The Impact of Tariffs
When the United States announced its unilateral protectionist policy in April of last year, financial markets plummeted, and the Volatility Index (VIX), which reflects stock investors’ anxiety, soared to its highest level. Tariffs are a direct burden on importers, increase production costs, and drive up prices, making it seem inevitable that such measures would deal a fatal blow to the real economy. However, the U.S. economy continued to grow rapidly, with the gross domestic product (GDP) posting an annualized growth rate of 4.3% in the third quarter of last year, and the consumer price index (CPI) standing at around 2.7% as of December.
Reasons for the Delayed Crisis
There are several reasons why the expected crisis did not occur. Firstly, Trump’s tariff policy did not ultimately reach the levels initially announced. The original plan was unrealistic, and U.S. trading partners chose negotiation over retaliation. Companies also absorbed more of the tariff burden themselves than expected, and stockpiling inventory before tariffs took effect and diversifying import sources likely helped as well. Additionally, artificial intelligence may be playing a role in the current vitality of the global economy, with investment concentrated in AI.
The Possibility of a Future Crisis
Just because there was no crisis last year does not mean the possibility of a crisis has disappeared. It is possible that the full effects of the tariffs have yet to manifest in the market. Most professional research institutions forecast that the global economy will maintain a similar growth trajectory this year as it did last year. However, there are many variables, including the direction of AI evolution, U.S. tariff policy, and changes in U.S.-China relations, which are difficult to predict.
Catastrophe Theory
Catastrophe theory highlights how even very small changes can suddenly trigger dramatic shifts in circumstances. Nothing happens until something happens, and actual change is only observed after a critical threshold is crossed. This theory can be applied to the current economic situation, where the causes of change are accumulating, but actual change has not yet been observed.

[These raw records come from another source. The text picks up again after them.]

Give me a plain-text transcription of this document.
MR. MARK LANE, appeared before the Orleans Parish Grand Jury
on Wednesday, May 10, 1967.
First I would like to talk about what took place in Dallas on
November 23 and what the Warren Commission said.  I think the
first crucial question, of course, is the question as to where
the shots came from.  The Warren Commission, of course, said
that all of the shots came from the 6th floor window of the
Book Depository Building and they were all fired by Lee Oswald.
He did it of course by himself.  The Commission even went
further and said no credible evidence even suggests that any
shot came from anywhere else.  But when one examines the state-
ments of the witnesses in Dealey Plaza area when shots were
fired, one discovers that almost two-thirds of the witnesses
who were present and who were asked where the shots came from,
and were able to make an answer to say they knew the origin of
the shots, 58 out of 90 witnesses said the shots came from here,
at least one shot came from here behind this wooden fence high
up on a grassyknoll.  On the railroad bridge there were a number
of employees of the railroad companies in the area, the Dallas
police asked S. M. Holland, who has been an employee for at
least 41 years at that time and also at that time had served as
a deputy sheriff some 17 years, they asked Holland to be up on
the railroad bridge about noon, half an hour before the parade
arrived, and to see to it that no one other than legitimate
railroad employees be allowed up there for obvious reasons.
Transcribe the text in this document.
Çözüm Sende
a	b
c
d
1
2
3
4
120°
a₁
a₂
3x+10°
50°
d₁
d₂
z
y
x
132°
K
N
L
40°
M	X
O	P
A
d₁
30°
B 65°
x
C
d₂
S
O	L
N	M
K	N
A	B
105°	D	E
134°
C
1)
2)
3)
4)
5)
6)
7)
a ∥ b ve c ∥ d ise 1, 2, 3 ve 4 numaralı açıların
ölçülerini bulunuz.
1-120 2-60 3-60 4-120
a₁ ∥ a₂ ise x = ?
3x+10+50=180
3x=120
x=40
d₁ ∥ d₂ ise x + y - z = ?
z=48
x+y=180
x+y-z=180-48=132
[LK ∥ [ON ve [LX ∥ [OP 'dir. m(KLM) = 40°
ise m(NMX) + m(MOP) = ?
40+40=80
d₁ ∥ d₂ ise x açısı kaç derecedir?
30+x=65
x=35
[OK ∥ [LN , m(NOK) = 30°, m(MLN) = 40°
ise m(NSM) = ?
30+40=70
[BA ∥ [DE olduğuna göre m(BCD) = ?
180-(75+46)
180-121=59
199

Expectations for the Future
Many expect that the Korean economy will fare somewhat better than last year, and that the U.S. economy will maintain a stable growth path thanks to expanded investment in artificial intelligence and improved productivity. However, the sharp decline in confidence in U.S. Treasury bonds is a potential threat to global financial markets. Fiscal deficits in major countries, including the United States, have already exceeded sustainable levels.
Conclusion
In conclusion, while the expected economic crisis did not occur last year, the possibility of a future crisis still exists. The global economy is complex and influenced by many variables, making it difficult to predict what will happen in the future. However, by understanding the reasons for the delayed crisis and the principles of catastrophe theory, we can better prepare for potential changes in the economy. It is essential to continue monitoring the economic situation and to be aware of the potential risks and threats to the global financial markets.